The characters around Pecola, as their backstories illustrate, are trapped in their own tragic conflicts. They are products of their own histories, and are, therefore, unable to understand, love, or support Pecola. Like her, they are aware that beauty and attention, according to magazines, newspapers, and window signs, require being "blue-eyed, yellow-haired, [and] pink-skinned." That understanding, which defines personal value, creates each of the conflicts that permeate the lives of the novel’s central characters. They are, by virtue of race and social status, made to feel "ugly," and this self-perception leads to self-hatred and, often, abuse.

Pecola first becomes truly aware of this harsh reality when she goes to the store to buy candy, the plot’s inciting incident. The store’s owner is rude and treats her as if she is not only invisible but untouchable. The owner is white and a respected member of the community, so his rejection confirms what Pecola has just begun to realize: the social construct defining beauty also establishes personal value, deeming blond, blue-eyed, and white girls pretty and worthy, while dark-skinned girls like her are deemed ugly and worthless.

As the narrative’s rising action accelerates toward the eventual climax, Pecola’s feelings of rejection and isolation grow. Her sense of self-worth declines as events reinforce her mistaken idea that appearance defines her value. She understands that Maureen, a lighter-skinned Black girl from a wealthy family, is loved for her appearance. Not only do the boys in the neighborhood share a common crush on Maureen, but even the girls think she is beautiful. Pecola receives a similar message from her own mother. When she burns herself on a cobbler, rather than comforting her, her mother comforts the little white girl, her employer's child. For Pecola, each of these events serves to confirm her feelings that she does not merit affection.

In the novel's climax, Pecola’s father, Cholly, a product of his own past, rapes her and impregnates her. His drunken rage, rooted in feelings similar to those of Pecola about herself, is an expression of his own self-hatred, feelings associated with his mother’s abandonment and his humiliation at the hands of white men. Although he may, in some way, love his wife and daughter, his behavior only serves to reinforce Pecola’s self-perception. She cannot find love, nor does she feel that she deserves it.
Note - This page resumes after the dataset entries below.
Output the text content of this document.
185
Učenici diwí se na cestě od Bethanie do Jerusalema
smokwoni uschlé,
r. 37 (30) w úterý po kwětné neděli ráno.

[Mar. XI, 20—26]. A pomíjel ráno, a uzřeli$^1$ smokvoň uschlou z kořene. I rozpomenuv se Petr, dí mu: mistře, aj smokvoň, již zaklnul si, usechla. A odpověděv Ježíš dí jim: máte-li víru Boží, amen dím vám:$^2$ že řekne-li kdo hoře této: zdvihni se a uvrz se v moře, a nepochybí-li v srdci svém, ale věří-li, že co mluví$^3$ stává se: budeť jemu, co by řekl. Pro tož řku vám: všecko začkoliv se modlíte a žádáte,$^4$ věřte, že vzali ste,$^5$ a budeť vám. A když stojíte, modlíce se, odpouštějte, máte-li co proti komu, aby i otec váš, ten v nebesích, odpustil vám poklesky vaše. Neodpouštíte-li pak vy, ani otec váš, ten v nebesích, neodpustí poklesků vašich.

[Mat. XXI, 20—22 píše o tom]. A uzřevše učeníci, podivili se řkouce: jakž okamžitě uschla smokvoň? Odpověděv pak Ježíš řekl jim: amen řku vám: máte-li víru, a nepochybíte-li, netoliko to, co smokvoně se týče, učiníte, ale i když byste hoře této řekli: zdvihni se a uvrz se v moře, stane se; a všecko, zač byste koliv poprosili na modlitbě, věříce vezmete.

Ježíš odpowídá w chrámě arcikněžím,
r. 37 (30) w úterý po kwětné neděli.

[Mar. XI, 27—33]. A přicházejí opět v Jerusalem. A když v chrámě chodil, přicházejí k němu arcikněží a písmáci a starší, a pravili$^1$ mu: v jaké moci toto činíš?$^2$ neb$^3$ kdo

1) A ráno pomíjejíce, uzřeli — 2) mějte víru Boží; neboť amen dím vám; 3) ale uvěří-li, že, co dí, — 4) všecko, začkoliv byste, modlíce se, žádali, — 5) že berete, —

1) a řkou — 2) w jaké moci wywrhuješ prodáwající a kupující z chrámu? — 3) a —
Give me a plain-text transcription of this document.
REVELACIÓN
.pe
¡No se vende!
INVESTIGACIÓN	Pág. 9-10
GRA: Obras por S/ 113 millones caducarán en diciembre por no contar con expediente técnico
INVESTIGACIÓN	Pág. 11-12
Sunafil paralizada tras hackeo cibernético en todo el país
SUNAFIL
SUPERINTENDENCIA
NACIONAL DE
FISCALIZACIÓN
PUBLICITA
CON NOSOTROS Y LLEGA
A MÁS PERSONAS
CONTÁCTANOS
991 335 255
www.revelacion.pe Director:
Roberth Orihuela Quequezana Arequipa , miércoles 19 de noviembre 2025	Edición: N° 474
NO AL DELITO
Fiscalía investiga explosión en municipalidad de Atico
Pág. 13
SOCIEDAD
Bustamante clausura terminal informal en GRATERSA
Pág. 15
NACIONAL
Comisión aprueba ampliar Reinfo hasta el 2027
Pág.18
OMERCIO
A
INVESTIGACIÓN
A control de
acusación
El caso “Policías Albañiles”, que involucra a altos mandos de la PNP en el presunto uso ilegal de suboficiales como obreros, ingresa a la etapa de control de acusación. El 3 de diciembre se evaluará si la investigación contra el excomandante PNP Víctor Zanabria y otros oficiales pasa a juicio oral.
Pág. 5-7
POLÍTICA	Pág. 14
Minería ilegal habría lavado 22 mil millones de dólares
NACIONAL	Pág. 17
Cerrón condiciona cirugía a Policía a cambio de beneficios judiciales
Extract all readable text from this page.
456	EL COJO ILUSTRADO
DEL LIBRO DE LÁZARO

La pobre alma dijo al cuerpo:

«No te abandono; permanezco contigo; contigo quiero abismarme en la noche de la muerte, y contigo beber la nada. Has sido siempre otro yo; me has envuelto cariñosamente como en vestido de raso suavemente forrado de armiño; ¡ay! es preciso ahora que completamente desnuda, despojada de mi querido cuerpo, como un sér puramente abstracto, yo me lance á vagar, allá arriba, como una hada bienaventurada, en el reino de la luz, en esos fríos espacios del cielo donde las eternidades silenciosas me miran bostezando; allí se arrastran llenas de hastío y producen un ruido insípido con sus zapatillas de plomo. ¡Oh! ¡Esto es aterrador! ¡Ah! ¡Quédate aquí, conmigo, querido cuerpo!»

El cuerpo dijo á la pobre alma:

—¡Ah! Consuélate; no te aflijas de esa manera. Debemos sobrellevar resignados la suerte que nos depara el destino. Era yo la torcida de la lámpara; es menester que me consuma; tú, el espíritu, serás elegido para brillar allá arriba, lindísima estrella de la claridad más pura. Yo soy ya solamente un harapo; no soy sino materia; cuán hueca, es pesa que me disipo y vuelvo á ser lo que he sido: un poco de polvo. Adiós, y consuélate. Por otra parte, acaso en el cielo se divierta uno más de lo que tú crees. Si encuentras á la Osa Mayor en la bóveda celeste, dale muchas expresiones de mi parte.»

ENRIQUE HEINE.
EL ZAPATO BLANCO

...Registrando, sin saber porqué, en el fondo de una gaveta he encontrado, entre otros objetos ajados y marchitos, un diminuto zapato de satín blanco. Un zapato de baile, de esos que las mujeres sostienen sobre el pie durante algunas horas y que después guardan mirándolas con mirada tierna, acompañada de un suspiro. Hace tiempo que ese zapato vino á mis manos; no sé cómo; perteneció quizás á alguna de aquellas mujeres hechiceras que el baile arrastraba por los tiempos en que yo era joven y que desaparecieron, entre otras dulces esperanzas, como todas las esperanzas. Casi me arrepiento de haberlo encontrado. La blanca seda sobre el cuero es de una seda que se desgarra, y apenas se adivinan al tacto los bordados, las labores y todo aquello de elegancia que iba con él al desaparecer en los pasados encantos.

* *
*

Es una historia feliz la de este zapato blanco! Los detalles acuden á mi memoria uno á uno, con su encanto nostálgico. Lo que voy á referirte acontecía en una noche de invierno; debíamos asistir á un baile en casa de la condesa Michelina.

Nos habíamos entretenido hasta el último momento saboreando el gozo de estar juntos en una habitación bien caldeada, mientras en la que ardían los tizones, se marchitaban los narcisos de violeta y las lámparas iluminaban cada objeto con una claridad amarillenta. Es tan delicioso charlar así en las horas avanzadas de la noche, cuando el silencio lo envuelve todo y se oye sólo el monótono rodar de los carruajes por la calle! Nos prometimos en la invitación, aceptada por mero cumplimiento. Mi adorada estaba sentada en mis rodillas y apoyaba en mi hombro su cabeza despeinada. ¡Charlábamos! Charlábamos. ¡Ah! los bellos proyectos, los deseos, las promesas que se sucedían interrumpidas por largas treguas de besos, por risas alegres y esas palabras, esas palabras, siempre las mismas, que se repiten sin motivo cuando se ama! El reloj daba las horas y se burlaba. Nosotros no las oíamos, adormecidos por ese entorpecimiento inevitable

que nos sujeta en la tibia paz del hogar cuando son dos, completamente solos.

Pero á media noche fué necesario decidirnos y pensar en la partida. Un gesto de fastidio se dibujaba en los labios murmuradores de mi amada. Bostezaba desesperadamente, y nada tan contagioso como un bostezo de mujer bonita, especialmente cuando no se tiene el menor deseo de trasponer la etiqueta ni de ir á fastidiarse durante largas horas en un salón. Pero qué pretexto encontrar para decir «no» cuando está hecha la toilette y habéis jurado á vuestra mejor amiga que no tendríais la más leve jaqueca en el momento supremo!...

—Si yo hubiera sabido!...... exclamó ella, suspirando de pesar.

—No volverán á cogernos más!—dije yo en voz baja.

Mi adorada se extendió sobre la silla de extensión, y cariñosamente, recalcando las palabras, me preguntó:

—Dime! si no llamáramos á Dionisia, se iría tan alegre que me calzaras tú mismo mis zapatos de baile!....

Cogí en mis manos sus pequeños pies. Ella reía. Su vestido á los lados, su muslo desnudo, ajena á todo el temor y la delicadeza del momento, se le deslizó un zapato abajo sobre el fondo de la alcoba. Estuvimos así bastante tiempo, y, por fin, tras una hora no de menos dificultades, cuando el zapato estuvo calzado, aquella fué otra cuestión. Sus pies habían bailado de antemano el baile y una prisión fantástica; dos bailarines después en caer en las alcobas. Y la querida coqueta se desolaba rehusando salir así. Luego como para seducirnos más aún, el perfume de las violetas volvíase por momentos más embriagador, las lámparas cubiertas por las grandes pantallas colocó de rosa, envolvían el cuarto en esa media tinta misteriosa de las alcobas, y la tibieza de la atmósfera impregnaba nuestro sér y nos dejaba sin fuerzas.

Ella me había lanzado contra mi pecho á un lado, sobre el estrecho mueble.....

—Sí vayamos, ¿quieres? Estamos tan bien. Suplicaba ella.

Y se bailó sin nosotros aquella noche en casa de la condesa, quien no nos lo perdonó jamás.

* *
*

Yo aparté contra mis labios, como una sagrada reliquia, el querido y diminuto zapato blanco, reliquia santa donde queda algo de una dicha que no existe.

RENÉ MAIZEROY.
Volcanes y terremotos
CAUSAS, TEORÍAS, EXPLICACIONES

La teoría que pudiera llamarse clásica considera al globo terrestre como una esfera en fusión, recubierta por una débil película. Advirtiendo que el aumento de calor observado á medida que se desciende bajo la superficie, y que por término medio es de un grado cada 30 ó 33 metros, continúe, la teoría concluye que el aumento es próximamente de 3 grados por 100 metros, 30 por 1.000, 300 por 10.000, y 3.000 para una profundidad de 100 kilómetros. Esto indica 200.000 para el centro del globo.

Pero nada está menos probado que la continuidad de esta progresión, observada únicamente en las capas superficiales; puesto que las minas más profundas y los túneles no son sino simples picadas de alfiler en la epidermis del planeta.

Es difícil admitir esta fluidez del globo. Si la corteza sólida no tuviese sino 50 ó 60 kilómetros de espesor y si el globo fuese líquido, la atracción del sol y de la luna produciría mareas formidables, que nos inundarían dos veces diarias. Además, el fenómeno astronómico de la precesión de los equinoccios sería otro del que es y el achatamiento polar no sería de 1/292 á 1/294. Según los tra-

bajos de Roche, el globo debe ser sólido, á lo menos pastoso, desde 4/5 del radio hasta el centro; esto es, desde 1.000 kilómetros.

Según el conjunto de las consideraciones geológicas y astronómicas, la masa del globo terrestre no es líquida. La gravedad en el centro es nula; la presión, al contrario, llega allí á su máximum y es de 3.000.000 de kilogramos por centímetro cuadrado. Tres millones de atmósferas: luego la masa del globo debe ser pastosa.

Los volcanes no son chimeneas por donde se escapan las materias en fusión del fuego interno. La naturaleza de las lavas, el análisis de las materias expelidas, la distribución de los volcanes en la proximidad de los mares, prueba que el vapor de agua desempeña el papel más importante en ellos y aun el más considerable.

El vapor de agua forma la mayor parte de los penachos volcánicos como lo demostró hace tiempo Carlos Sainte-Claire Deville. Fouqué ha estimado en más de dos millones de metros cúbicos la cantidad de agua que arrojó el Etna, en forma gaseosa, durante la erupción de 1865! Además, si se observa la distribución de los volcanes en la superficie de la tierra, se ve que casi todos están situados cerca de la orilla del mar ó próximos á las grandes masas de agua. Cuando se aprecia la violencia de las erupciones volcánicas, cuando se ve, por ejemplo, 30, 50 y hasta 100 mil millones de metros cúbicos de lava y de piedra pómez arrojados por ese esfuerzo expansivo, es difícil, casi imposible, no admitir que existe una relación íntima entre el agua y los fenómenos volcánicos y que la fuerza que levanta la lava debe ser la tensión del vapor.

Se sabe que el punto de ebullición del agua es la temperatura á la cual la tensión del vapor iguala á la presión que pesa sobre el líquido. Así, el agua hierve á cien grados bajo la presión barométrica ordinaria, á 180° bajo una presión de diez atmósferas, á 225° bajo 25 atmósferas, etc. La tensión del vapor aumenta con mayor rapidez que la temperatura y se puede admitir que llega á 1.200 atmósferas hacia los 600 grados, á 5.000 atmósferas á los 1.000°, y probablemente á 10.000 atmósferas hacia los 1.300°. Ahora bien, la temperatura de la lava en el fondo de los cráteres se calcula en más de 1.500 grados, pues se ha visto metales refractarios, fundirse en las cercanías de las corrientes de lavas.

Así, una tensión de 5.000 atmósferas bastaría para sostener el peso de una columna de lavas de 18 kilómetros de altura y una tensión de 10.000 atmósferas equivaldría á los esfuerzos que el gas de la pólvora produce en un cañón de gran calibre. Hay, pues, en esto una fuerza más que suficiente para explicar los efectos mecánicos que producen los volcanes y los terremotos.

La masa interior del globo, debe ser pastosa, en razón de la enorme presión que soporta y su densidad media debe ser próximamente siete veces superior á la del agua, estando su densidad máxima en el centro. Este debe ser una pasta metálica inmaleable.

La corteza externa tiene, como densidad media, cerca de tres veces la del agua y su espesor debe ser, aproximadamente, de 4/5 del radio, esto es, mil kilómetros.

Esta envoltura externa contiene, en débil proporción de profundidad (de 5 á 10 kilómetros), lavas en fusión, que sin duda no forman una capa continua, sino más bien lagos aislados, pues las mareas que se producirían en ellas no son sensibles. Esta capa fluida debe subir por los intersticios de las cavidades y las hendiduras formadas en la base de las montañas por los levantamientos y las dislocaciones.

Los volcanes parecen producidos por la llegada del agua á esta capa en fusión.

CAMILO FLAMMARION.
In the aftermath of Pecola’s rape, events in the novel’s falling action drive her even further into isolation and feelings of lovelessness. Her mother beats her when she discovers what Cholly has done, and, driven to desperation to become "beautiful" and worthy of affection, Pecola, in an event foreshadowing the conclusion, begins a break from reason altogether. She visits Soaphead Church, a disreputable preacher, and begs him to give her blue eyes. Pregnant and subject to the community’s condemnation, she is left even more isolated and alone.

Pecola’s conflict, in the novel’s disturbing resolution, ends as she descends into madness. Symbolically, she receives her blue eyes; she can no longer perceive the reality that led to her descent. As she embraces the only intimacy she can find, an imaginary friend, she says that others envy her blue eyes, leading them to ostracize her. Claudia, the narrator, concludes that  Pecola's “ugliness” allows others to look better, a claim that maintains the destructive perception of beauty, fed by racial and social prejudice, that has led to Pecola’s downfall in the first place. The world remains as it had been at the novel’s outset, although Pecola, in a tragic sense, has been freed.